Sir Michael, a BRW rich-lister with a fortune estimated at $1.3 billion, is the founder of London-headquartered $12 billion global fund manager CQS.

His MH Premium Farms now owns a portfolio of more than 20 rural properties in Australia spanning more than 70,000 hectares across the east coast.

He has spent about $80 million, starting near Goulburn in NSW then adding sugar farms in Queensland.

The latest farm purchase near Penshurst covers 1950 hectares.

It had been owned by the Hutton family since 1852.

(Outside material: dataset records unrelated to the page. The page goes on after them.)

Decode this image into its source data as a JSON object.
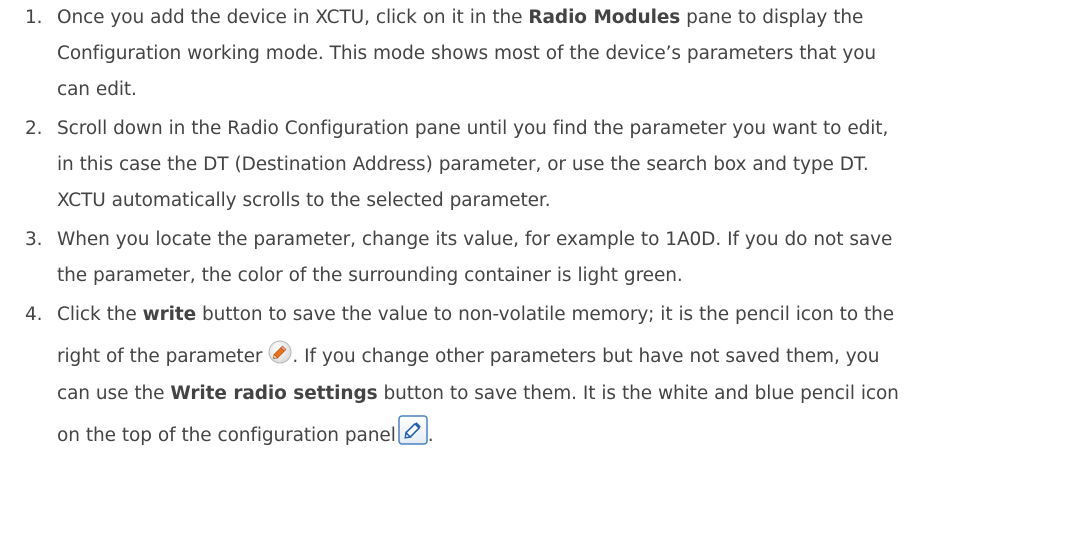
{
  "steps": [
    {
      "number": "1.",
      "line1_pre": "Once you add the device in XCTU, click on it in the ",
      "line1_bold": "Radio Modules",
      "line1_post": " pane to display the",
      "line2": "Configuration working mode. This mode shows most of the device’s parameters that you",
      "line3": "can edit."
    },
    {
      "number": "2.",
      "line1": "Scroll down in the Radio Configuration pane until you find the parameter you want to edit,",
      "line2": "in this case the DT (Destination Address) parameter, or use the search box and type DT.",
      "line3": "XCTU automatically scrolls to the selected parameter."
    },
    {
      "number": "3.",
      "line1": "When you locate the parameter, change its value, for example to 1A0D. If you do not save",
      "line2": "the parameter, the color of the surrounding container is light green."
    },
    {
      "number": "4.",
      "line1_pre": "Click the ",
      "line1_bold": "write",
      "line1_post": " button to save the value to non-volatile memory; it is the pencil icon to the",
      "line2_pre": "right of the parameter",
      "line2_post": ". If you change other parameters but have not saved them, you",
      "line3_pre": "can use the ",
      "line3_bold": "Write radio settings",
      "line3_post": " button to save them. It is the white and blue pencil icon",
      "line4_pre": "on the top of the configuration panel",
      "line4_post": "."
    }
  ],
  "icons": {
    "write_parameter": "pencil-round-icon",
    "write_radio_settings": "pencil-square-icon"
  }
}
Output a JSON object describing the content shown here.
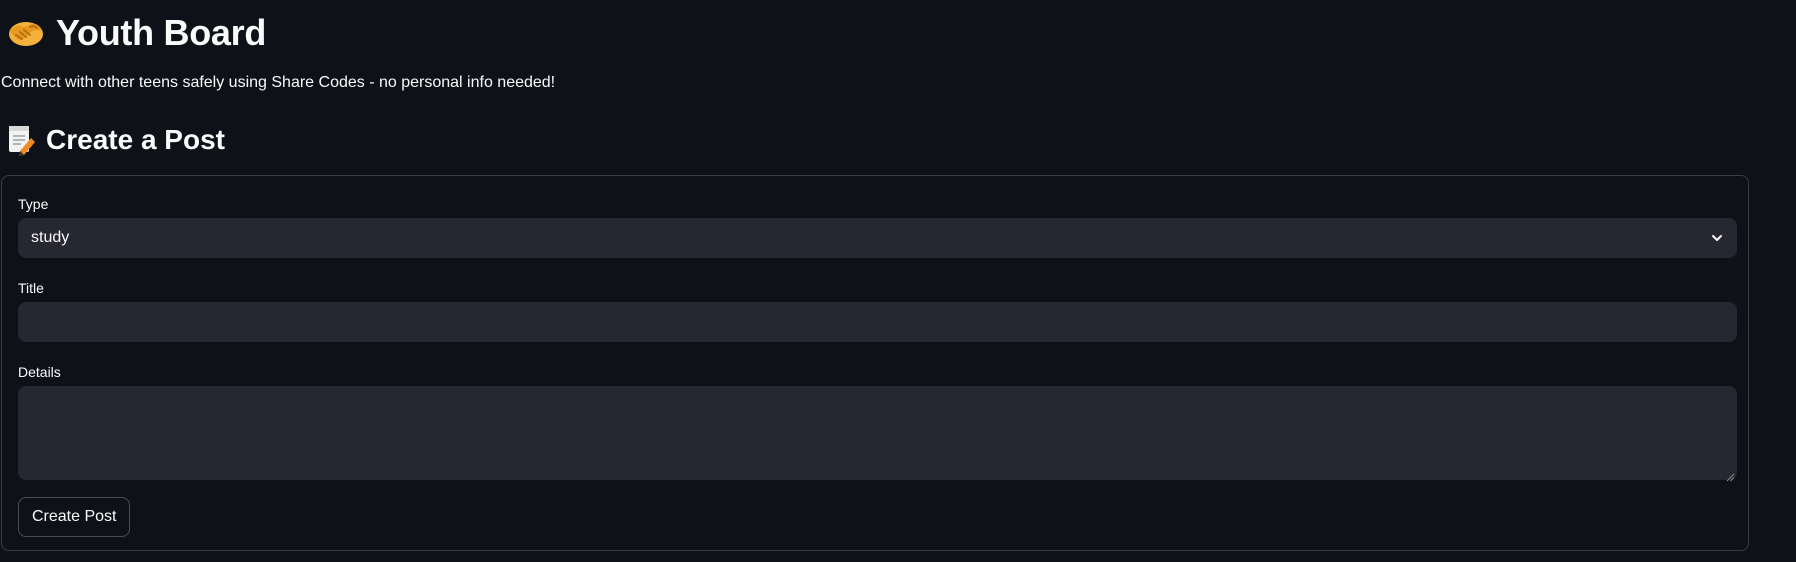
{
  "header": {
    "icon": "handshake-icon",
    "title": "Youth Board",
    "subtitle": "Connect with other teens safely using Share Codes - no personal info needed!"
  },
  "create_post": {
    "icon": "memo-icon",
    "heading": "Create a Post",
    "type_label": "Type",
    "type_value": "study",
    "title_label": "Title",
    "title_value": "",
    "details_label": "Details",
    "details_value": "",
    "submit_label": "Create Post"
  },
  "colors": {
    "background": "#0e1117",
    "input_background": "#262730",
    "border": "#3b3d45",
    "text": "#fafafa"
  }
}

Cheviot Hills, to be managed by Growth Farms Australia, will be used for sheep production and will give the MHPF portfolio, which spans lamb, wool cattle, broad acre cropping of cereals and oilseeds, cotton and sugar, greater climatic diversity.

It is the first Hintz purchase since last July, when MHPF bought Deltroit Station, a 2573-hectare grazing property in the Gundagai district of NSW, which will be used primarily for lamb breeding and finishing.

The sale of Cheviot Hills was negotiated by CBRE's Duncan McCulloch and James Beer, as well as Kerr & Co's Robert Claffey.

Cheviot Hills, which includes a renovated four-bedroom bluestone homestead, was run by fifth-generation farmer Tim Hutton as a mixed-grazing enterprise, including Hereford cattle and Corriedale sheep.

Mr Hutton is a descendent of Scotsman David Hutton, who arrived in the Western District town of Portland in 1844 and took out a lease on land at Mount Rouse, later establishing Cheviot Hills.

The sale of Cheviot Hills follows the recent sale of blue ribbon Western District property Banongill Station, a 6880-hectare cropping and grazing estate near Skipton, to US pension fund-backed Laguna Bay Pastoral Company for more than $30 million.

Other owners in the vast Western District region include Rifa Salutary, the Australian arm of China's Zhejiang Rifa Holding Group, which bought 2420-hectare Blackwood station near Dunkeld from the Ritchie family in February 2014 for about $14 million.

MH Premium Farms (MHPF), the Australian agricultural investment group of Hintze purchased Deltroit, the Gundagai district farm July 2015.